After the session, the man reported feeling a human-like connection  The mistakes almost made it seem like Sophia intuitively knew not to interrupt the man’s meditation, and like she didn’t want to leave him when it was over. Almost.

“It is these mistakes coming up at these appropriate times that are going to make us believe [AI] are conscious,” Mossbridge said. “I’m not saying this resolves the question of whether they are or not. In the end, that won’t matter.”

It won’t matter, she believes, because, in our actions with other humans, it is our decision to find meaning in other people’s actions that brings them to life for us. It’s almost like we bring people to life by believing that they’re alive (She even referred to it as the “Velveteen Rabbit Theory of Consciousness.”) And we don’t just project consciousness onto people who seem sufficiently intelligent. We project it onto people (or robots) that seem… well, that seem like people. This means doing away with a mindset that aims to create machines to be intelligent above all.

“It feels like it’s putting forward sort of on a pedestal sort of one of the one of the many pieces of what it means to be a human,” she said. “Intelligence yeah, but empathy, but love, dreaming, creativity, connection, being able to predict—being a futurist, all those things are important.”
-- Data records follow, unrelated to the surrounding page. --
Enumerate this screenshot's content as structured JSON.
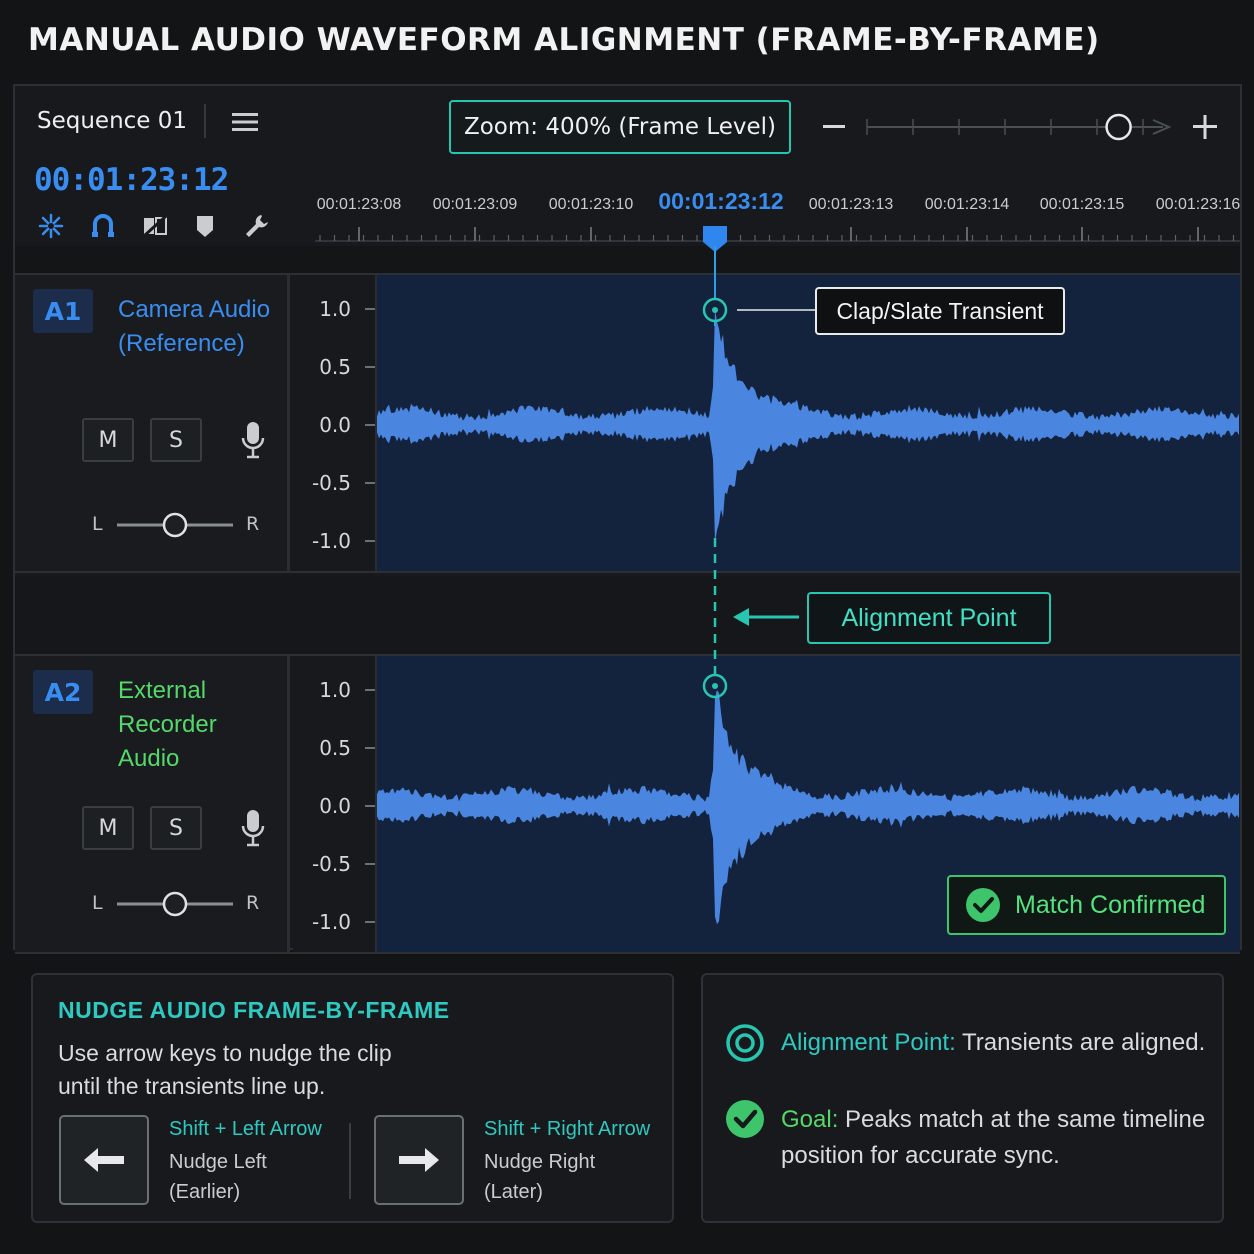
{
  "page_title": "MANUAL AUDIO WAVEFORM ALIGNMENT (FRAME-BY-FRAME)",
  "header": {
    "sequence_name": "Sequence 01",
    "timecode": "00:01:23:12",
    "zoom_label": "Zoom: 400% (Frame Level)",
    "zoom_minus": "−",
    "zoom_plus": "+",
    "zoom_level": 0.85,
    "tools": [
      "snap-icon",
      "magnet-icon",
      "linked-selection-icon",
      "marker-icon",
      "wrench-icon"
    ]
  },
  "ruler": {
    "labels": [
      "00:01:23:08",
      "00:01:23:09",
      "00:01:23:10",
      "00:01:23:12",
      "00:01:23:13",
      "00:01:23:14",
      "00:01:23:15",
      "00:01:23:16"
    ],
    "active_label": "00:01:23:12"
  },
  "tracks": [
    {
      "id": "A1",
      "name": "Camera Audio (Reference)",
      "name_color": "#3a8df0",
      "mute": "M",
      "solo": "S",
      "pan_left": "L",
      "pan_right": "R",
      "pan": 0.5,
      "axis_labels": [
        "1.0",
        "0.5",
        "0.0",
        "-0.5",
        "-1.0"
      ]
    },
    {
      "id": "A2",
      "name": "External Recorder Audio",
      "name_color": "#54d86a",
      "mute": "M",
      "solo": "S",
      "pan_left": "L",
      "pan_right": "R",
      "pan": 0.5,
      "axis_labels": [
        "1.0",
        "0.5",
        "0.0",
        "-0.5",
        "-1.0"
      ]
    }
  ],
  "callouts": {
    "transient": "Clap/Slate Transient",
    "alignment_point": "Alignment Point",
    "match": "Match Confirmed"
  },
  "nudge_panel": {
    "title": "NUDGE AUDIO FRAME-BY-FRAME",
    "description": "Use arrow keys to nudge the clip until the transients line up.",
    "left_combo": "Shift + Left Arrow",
    "left_action": "Nudge Left",
    "left_detail": "(Earlier)",
    "right_combo": "Shift + Right Arrow",
    "right_action": "Nudge Right",
    "right_detail": "(Later)"
  },
  "info_panel": {
    "alignment_key": "Alignment Point:",
    "alignment_text": "Transients are aligned.",
    "goal_key": "Goal:",
    "goal_text": "Peaks match at the same timeline position for accurate sync."
  },
  "colors": {
    "accent_blue": "#3a8df0",
    "accent_teal": "#26c6b0",
    "accent_green": "#3ec46a",
    "waveform": "#4a86e0",
    "waveform_bg": "#13233d"
  }
}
Hanson agreed in his speech, saying that consciousness and life require more than simply the ability to reason. And artificial consciousness that has any real purpose ought to be able to do more than humans can do anyway.

“If we’re just modeling human nervous systems, that’s not enough, because humans are highly fallible—we want to do better,” he said. “We want us to be better… we want to go beyond human level. We need these super ethical machines, a super friendly AGI. Super connected and compassionate, super benevolent, super intelligent.”

Hanson was clear that AI isn’t just something he thinks would be fun or novel.

“I propose to you that in order to survive this century, to prevent the annihilation of our planet from thermonuclear war, the destruction of our ecosystem, the weather systems, we need to develop superintelligence,” he said. “We need it to be super benevolent. We need these living algorithms that maximize net benefits for all living beings.”